A promising circular economy project for the environment has been initiated in Australia by the representative body of cotton farmers: using shredded cotton fabrics to fertilize the soil instead of sending discarded clothing and unwanted cotton items to landfill.
Cotton Australia, which represents around 1,500 cotton farmers, runs the project on a farm in Goondiwindi in Queensland. According to federal government estimates, Australia generates 780,000 tons of textile waste every year, about 31 kilos per person, while the recycling rate is just 7%. A big advantage of cotton products over their synthetic and fossil fuel-based counterparts is that natural fibers decompose in the soil.
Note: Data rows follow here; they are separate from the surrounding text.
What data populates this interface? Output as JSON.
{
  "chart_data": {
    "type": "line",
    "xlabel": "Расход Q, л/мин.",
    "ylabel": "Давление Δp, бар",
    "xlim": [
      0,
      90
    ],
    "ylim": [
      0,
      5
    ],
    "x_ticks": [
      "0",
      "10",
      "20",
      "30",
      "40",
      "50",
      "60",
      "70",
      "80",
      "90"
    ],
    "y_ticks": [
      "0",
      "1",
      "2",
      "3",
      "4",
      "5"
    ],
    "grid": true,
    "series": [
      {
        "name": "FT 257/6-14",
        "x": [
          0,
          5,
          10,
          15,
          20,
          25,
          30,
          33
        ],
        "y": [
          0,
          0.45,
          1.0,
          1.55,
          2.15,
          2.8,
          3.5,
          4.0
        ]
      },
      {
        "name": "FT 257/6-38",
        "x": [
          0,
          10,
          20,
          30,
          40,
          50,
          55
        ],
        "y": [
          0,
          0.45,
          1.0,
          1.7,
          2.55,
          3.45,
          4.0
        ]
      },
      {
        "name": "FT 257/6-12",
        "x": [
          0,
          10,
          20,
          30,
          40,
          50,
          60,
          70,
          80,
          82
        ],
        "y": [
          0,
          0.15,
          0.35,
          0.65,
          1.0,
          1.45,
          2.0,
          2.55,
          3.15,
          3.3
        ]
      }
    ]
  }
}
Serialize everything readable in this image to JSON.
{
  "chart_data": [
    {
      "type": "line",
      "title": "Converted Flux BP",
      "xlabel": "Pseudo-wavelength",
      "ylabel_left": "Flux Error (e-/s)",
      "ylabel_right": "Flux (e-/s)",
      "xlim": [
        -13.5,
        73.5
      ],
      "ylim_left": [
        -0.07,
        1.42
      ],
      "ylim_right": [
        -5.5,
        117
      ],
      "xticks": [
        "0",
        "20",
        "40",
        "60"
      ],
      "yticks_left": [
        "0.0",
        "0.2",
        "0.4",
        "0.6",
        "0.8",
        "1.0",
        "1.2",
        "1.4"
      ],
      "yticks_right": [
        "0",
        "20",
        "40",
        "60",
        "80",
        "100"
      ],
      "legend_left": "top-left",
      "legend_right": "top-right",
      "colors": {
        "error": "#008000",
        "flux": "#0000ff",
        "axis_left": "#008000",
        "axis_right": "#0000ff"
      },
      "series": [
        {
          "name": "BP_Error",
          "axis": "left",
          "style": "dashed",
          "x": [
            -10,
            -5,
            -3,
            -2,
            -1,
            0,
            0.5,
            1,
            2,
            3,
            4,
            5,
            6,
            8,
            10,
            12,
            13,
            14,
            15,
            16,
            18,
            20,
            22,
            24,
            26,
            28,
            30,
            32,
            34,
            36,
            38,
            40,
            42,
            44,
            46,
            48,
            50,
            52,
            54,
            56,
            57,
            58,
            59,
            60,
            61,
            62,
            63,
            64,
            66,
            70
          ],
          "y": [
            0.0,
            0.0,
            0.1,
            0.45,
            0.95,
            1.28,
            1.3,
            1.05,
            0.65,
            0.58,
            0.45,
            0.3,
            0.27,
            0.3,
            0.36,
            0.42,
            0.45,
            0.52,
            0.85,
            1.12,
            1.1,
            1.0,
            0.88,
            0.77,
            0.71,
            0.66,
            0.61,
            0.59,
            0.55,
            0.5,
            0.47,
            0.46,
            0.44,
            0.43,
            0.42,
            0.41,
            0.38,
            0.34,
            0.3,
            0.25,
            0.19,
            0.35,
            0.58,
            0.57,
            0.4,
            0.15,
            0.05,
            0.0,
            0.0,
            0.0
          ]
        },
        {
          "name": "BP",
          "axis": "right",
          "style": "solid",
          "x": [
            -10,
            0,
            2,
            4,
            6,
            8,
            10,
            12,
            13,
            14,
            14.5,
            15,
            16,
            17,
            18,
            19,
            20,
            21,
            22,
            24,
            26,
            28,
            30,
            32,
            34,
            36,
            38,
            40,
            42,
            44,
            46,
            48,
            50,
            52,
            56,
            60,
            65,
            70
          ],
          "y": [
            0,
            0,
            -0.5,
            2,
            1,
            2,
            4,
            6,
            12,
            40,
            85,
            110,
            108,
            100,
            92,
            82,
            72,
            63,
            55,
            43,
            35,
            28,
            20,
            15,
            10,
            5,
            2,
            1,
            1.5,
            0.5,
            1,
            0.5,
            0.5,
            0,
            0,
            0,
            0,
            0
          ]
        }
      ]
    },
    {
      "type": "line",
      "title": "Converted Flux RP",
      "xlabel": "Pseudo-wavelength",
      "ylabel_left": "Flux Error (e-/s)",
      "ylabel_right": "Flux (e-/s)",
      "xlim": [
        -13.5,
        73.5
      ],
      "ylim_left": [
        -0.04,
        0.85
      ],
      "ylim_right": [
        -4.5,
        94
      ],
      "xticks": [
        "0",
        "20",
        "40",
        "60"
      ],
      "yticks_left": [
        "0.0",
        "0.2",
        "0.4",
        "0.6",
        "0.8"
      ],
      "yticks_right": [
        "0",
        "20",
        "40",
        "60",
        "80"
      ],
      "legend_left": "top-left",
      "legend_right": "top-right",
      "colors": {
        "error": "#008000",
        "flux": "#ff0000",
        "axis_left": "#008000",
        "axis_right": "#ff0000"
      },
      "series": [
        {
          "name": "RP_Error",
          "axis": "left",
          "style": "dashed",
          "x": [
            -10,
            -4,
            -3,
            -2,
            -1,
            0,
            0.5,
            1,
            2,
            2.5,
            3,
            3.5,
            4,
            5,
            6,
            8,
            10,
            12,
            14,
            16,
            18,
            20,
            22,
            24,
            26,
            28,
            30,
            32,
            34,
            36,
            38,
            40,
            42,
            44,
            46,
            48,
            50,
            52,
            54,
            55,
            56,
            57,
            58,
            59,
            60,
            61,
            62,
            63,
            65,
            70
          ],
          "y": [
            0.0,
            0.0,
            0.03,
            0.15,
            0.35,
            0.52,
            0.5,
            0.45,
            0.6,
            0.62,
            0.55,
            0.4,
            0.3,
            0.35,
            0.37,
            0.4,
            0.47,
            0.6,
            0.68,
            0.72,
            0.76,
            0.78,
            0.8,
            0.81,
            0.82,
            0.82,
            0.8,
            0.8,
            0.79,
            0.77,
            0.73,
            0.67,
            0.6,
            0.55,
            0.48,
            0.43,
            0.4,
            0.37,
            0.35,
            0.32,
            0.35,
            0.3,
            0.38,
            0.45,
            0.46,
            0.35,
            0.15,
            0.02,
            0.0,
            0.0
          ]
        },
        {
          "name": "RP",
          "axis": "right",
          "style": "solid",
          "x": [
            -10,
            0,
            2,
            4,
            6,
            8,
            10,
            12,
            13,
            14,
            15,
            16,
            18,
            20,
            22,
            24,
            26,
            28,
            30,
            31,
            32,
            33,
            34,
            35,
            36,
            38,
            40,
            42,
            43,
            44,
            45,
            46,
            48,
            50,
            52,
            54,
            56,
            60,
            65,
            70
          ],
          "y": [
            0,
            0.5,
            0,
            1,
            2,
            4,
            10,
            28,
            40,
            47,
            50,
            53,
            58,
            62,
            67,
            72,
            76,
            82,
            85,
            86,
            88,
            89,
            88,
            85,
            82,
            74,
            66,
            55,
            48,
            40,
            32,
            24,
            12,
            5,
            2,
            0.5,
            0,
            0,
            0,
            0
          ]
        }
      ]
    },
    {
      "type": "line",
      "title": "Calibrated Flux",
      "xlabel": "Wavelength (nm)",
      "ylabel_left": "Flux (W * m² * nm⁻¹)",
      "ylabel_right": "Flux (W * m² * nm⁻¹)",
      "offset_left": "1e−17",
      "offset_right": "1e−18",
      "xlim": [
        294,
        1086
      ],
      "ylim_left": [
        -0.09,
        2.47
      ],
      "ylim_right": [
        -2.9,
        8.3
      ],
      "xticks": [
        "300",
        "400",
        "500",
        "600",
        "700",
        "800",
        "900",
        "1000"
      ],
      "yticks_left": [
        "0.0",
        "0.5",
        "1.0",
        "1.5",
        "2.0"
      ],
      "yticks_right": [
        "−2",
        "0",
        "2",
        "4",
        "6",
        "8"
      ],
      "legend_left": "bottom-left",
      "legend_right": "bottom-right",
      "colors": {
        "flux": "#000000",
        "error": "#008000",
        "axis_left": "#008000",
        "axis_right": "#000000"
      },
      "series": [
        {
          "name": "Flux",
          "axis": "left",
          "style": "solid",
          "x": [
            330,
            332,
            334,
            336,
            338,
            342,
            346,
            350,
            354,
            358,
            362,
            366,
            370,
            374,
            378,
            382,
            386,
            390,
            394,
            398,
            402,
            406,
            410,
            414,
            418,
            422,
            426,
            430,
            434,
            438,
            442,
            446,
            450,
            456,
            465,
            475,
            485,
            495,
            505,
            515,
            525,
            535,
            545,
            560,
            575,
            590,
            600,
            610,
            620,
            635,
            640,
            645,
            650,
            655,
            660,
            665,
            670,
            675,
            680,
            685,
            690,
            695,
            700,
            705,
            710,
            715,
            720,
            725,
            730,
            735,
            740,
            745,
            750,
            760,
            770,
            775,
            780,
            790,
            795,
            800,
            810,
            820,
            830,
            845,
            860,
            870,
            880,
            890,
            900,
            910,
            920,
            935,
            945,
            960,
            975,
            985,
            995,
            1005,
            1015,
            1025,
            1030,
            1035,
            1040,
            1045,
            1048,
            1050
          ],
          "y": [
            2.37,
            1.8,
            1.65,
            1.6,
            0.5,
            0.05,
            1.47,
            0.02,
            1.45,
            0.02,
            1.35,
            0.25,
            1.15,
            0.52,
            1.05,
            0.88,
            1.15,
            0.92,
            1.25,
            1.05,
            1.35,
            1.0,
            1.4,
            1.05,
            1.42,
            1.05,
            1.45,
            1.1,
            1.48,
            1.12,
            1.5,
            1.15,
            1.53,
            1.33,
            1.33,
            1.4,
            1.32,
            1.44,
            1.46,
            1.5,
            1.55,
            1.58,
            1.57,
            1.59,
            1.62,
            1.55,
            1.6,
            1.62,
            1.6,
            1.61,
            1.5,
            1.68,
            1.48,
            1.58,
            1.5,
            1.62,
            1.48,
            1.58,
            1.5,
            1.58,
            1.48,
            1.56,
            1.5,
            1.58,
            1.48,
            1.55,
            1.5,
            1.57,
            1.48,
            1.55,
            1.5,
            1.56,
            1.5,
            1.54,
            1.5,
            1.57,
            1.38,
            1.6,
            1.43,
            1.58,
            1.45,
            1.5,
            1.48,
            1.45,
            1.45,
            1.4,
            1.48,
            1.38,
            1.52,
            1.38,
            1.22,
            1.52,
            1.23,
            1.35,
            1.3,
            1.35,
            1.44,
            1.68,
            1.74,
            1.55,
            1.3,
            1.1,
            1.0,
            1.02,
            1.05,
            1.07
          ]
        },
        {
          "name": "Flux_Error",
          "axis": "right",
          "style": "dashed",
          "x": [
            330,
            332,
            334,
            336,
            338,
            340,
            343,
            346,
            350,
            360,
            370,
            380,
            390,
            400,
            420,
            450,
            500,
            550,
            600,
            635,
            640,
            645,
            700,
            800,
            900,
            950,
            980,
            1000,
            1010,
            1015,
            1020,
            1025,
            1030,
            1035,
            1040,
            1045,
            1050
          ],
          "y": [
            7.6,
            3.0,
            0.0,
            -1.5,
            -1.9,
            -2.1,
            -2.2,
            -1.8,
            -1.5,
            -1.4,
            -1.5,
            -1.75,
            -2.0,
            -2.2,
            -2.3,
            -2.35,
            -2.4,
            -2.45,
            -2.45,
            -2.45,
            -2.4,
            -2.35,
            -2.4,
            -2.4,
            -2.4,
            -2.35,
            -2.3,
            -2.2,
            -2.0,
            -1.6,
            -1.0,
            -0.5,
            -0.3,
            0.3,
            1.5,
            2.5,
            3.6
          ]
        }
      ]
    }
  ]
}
According to Cotton Australia’s supply chain director Brooke Summers, «cotton biodegrades in no time, microbes and worms love it, with great benefit for cotton crops». Lab tests suggest that even the densest cotton fabrics disintegrate significantly in 24 hours and that shredded cotton multiplies bacteria and mold in the soil, without impacting seed germination, she added. «We need to be smarter about how waste is reduced and managed», observes the technical lead of the experiment, University of New England soil scientist Oliver Knox.
«A great benefit in this project is to remove cotton from landfills where it emits methane, a powerful greenhouse gas, while the cellulose in its fibers can feed microbes and worms into the soil, making it more fertile», he adds. «The potential to remove textiles from landfills, reduce greenhouse gas emissions and feed the soil can enable more sustainable practices in many sectors».